Herbs are any plants that are conducive to maintaining or regaining health. All plants were given to man for food or medicine and are amongst nature’s greatest treasures and their medicinal benefits have been known for centuries.

Many herbs contain powerful ingredients that, if used correctly, can help heal the body. They do perform many healing functions, but they must be used appropriately, not indiscriminately. As a general rule, most of the bitter-tasting herbs are medicinal herbs. The pleasant-tasting herbs are potentially less toxic and can be used more often. All plant roots and bark are naturally fungicidal and bactericidal. Certain herbs should be used only for healing purposes and not for extended periods of time.

The use of herbs is a rich part of the legacy of our ancestors and the knowledge and awareness of them should be a part of our responsibility to personal health maintenance.

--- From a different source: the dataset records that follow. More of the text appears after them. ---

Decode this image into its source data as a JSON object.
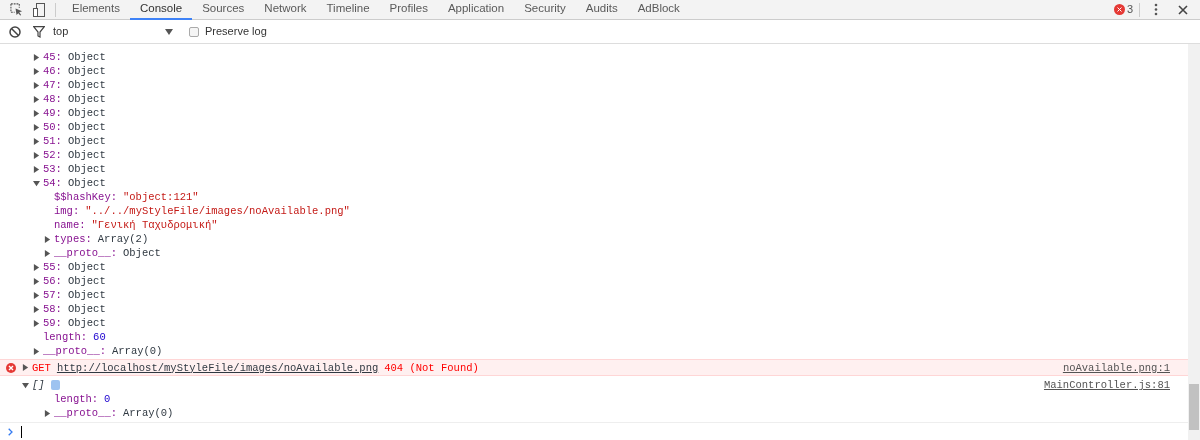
{
  "tabs": [
    {
      "label": "Elements",
      "selected": false
    },
    {
      "label": "Console",
      "selected": true
    },
    {
      "label": "Sources",
      "selected": false
    },
    {
      "label": "Network",
      "selected": false
    },
    {
      "label": "Timeline",
      "selected": false
    },
    {
      "label": "Profiles",
      "selected": false
    },
    {
      "label": "Application",
      "selected": false
    },
    {
      "label": "Security",
      "selected": false
    },
    {
      "label": "Audits",
      "selected": false
    },
    {
      "label": "AdBlock",
      "selected": false
    }
  ],
  "error_count": "3",
  "toolbar": {
    "context": "top",
    "preserve_log": {
      "label": "Preserve log",
      "checked": false
    }
  },
  "log": [
    {
      "kind": "tree",
      "nodes": [
        {
          "key": "45:",
          "value": "Object",
          "kind": "object",
          "expanded": false
        },
        {
          "key": "46:",
          "value": "Object",
          "kind": "object",
          "expanded": false
        },
        {
          "key": "47:",
          "value": "Object",
          "kind": "object",
          "expanded": false
        },
        {
          "key": "48:",
          "value": "Object",
          "kind": "object",
          "expanded": false
        },
        {
          "key": "49:",
          "value": "Object",
          "kind": "object",
          "expanded": false
        },
        {
          "key": "50:",
          "value": "Object",
          "kind": "object",
          "expanded": false
        },
        {
          "key": "51:",
          "value": "Object",
          "kind": "object",
          "expanded": false
        },
        {
          "key": "52:",
          "value": "Object",
          "kind": "object",
          "expanded": false
        },
        {
          "key": "53:",
          "value": "Object",
          "kind": "object",
          "expanded": false
        },
        {
          "key": "54:",
          "value": "Object",
          "kind": "object",
          "expanded": true,
          "children": [
            {
              "key": "$$hashKey:",
              "value": "\"object:121\"",
              "kind": "string"
            },
            {
              "key": "img:",
              "value": "\"../../myStyleFile/images/noAvailable.png\"",
              "kind": "string"
            },
            {
              "key": "name:",
              "value": "\"Γενική Ταχυδρομική\"",
              "kind": "string"
            },
            {
              "key": "types:",
              "value": "Array(2)",
              "kind": "object",
              "expanded": false
            },
            {
              "key": "__proto__:",
              "value": "Object",
              "kind": "object",
              "expanded": false
            }
          ]
        },
        {
          "key": "55:",
          "value": "Object",
          "kind": "object",
          "expanded": false
        },
        {
          "key": "56:",
          "value": "Object",
          "kind": "object",
          "expanded": false
        },
        {
          "key": "57:",
          "value": "Object",
          "kind": "object",
          "expanded": false
        },
        {
          "key": "58:",
          "value": "Object",
          "kind": "object",
          "expanded": false
        },
        {
          "key": "59:",
          "value": "Object",
          "kind": "object",
          "expanded": false
        },
        {
          "key": "length:",
          "value": "60",
          "kind": "number"
        },
        {
          "key": "__proto__:",
          "value": "Array(0)",
          "kind": "object",
          "expanded": false
        }
      ]
    },
    {
      "kind": "error",
      "expanded": false,
      "method": "GET",
      "url": "http://localhost/myStyleFile/images/noAvailable.png",
      "status": "404 (Not Found)",
      "source": "noAvailable.png:1"
    },
    {
      "kind": "array",
      "expanded": true,
      "summary": "[]",
      "source": "MainController.js:81",
      "nodes": [
        {
          "key": "length:",
          "value": "0",
          "kind": "number"
        },
        {
          "key": "__proto__:",
          "value": "Array(0)",
          "kind": "object",
          "expanded": false
        }
      ]
    }
  ]
}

Clearly a healthy diet must provide a proper balance of the four essential nutrients as well as a rich supply of vitamins, minerals and other micro nutrients. As a guideline:

  • Wash ALL foods consumed with non-toxic soap and rinse well.
  • Avoid foods that contain additives and artificial ingredients. Additives and artificial ingredients add little or no nutritional value to your food. However, they do pose a proven threat to your health.
  • Increase your consumption of RAW produce – fruits and vegetables. The importance here is raw: all enzymes and most vitamins are extremely sensitive to heat and are usually destroyed in the cooking process.
  • Avoid overcooking your foods. Browned or burned bread and barbecued foods undergo changes in structure producing carcinogens. By eating produce raw or only lightly cooked, and by greatly limiting your consumption of meat, you will be doing much to decrease your risk of cancer and other disorders.
  • Use the proper cooking utensils – only glass, stainless steel or iron pots and pans. Aluminum cookware or utensils have been implicated in Alzheimer’s disease.
  • Limit your use of salt. Excessive salt intake can cause fluid to be retained in the tissues which can lead to such things as high blood pressure, congestive heart failure and some forms of kidney disease.
  • The avoidance of caffeine, chocolate, and cheese alone can help you ward off free radicals

Quite simply, a healthy diet is one which provides optimum levels of all known nutrients and low levels of food components which are detrimental to health; such as, sugar, saturated fats, cholesterol, salt and additives. It’s one that is rich in whole, natural and unprocessed foods and high in plant foods. It must contain adequate, but not excessive, quantities of protein and good fats. And a healthy diet also includes at least eight glasses of clean water per day.

Did you know that Cancer thrives in an acidic environment, and that red meat is 32 on the pH scale?

Did you know that lemons, limes and tomatoes are actually positive pH.

This information is compiled from traditional and modern herb books, articles and research. This information is summarized for its educational value and should not be used for the diagnosis of disease.